Umm, thanks SG, did you notice this?....Browse by category: bankruptcies..... don't like the sound of that. (for mine and Sean sake)


----------



## Big Ed

BK R said:


> Umm, thanks SG, did you notice this?....Browse by category: bankruptcies..... don't like the sound of that. (for mine and Sean sake)



You still have not even heard from him?
$400 bucks! right?

You hear me Sean!?
Trash talk you say, behind your back? YOU WONDER WHY!:smilie_daumenneg:

THIS JUST IS NOT !#@%^!& RIGHT SEAN!:smokin:

I wonder if Prospect has heard from him?


----------



## sawgunner

BK he isn't bankrupt by any means. That is him filing for a new business name with a entire new business. It would appear all the monies sent to him by all of us that are found wanting paid for his new construction company. I do have his street address as well if any one cares for that then PM me


----------



## sawgunner

Ed Prospect has not heard from him at all. If you look at Seans website there is no mention of him at all now not even in the OZ site


----------



## Big Ed

I didn't think he would screw people like this.
Maybe, just maybe he will make it right? :smokin:


----------



## Prospect193

Ok I have tried to avoid this thread over the last few months but I can no longer keep quiet!!!

I no longer am associated with Sean and North Idaho Model Trains!!! It simply wasn't financial feasible to sell Soundtraxx Decoders here in OZ as all the profit was taken up by triple shipping!!! Them to him, him to me and then me to customer!!! 

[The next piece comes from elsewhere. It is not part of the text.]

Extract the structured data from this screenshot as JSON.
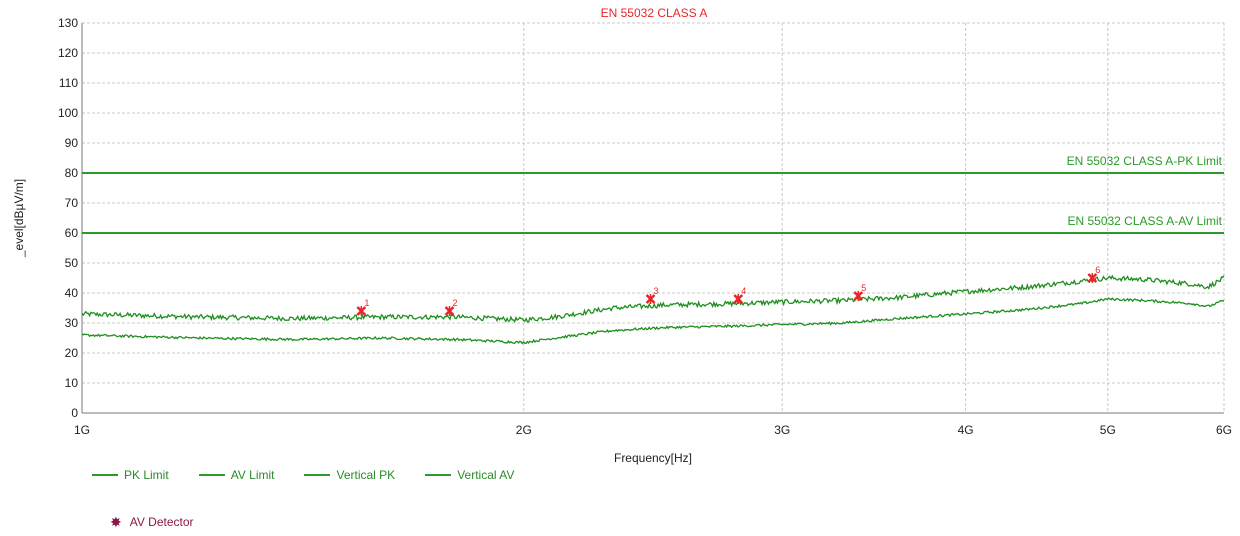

As for the people who have items owing to them, i feel for you as it is completely unacceptable that he just sits on your items for months on end without any communication as to their status. As for Bernie (BKR) i feel personally responsible for this F$#@ up as he was my customer first and I vouched for Sean's good standing and promptness!!! 

Sean should simply send BKR's items to him and if the installations aren't done so be it, send the decoders uninstalled and I will help him find a way to get them installed. I am sorry Bernie for what has happened and I know $400.00 is a lot of money for you as you are a retiree!!!

As for the other folks on here I sure hope he does the right thing and returns your stuff as he has no right to just hold them for ever and a day!!! 


Cheers
Pat


----------



## morland

I have no skin in this but I've read the posts over the past several months and feel for the affected folks on the forum. If you do a whois (http://who.godaddy.com/) on Godaddy.com (domain name registrar website) for the domain name northidahomodeltrains.com that belongs to Nimt you can get his name, telephone and address. This is publically available information...if you know where to look. 

Just trying to help...

-Trever


----------



## NIMT

Ok lets set some things straight. 

#1 Reason for taking a break was because life got too overwhelming and I needed a break then things just snowballed from there! I'm still trying to rein things in from some family situations and from slow money dealings. I got also got tired of dealing with people (like (SAWGUNNER) Steve) that took advantage of me!

#2 Steve you have no clue what your taking about, so shut up and stay out of it! You didn't get a refund because you took advantage of my good and trusting nature in sending you switches that you turned around and resold and never paid me for! You used and took advantage of me on more than one occasion! 

#3 Why the forum administrators and moderators allow you (Steve) to do a personal and business attack of me is beyond anything that I would have expected from this forum!
Thank you Steve for posting information on the forum that has nothing to do with the forum or trains, but my personal and separate business life!
North Idaho Model Trains Is alive and ... Well it's alive... No thanks to people like you!
And yes I also own a Construction company, a Remodeling company, a Cabinet business, a Computer business, and also Rescue dogs and wolves in my spare time!

#4 I have tried to make sure that ANYONE that has anything with me knows that their items are safe and I'm not bankrupt or out of business or ripping anyone off! If you have anything with me, send me an email or phone call and I'll do whatever you want me to do, period. If you send an email Put train in the subject line, and if you don't hear back from me in a short period of time, post it here as 1/2 of my email seams to be going to junk (that I can't see, or Spam that I sort threw when I catch it, thanks to someone I get 100+ spam emails a week from all over and it's hard to sort threw them all.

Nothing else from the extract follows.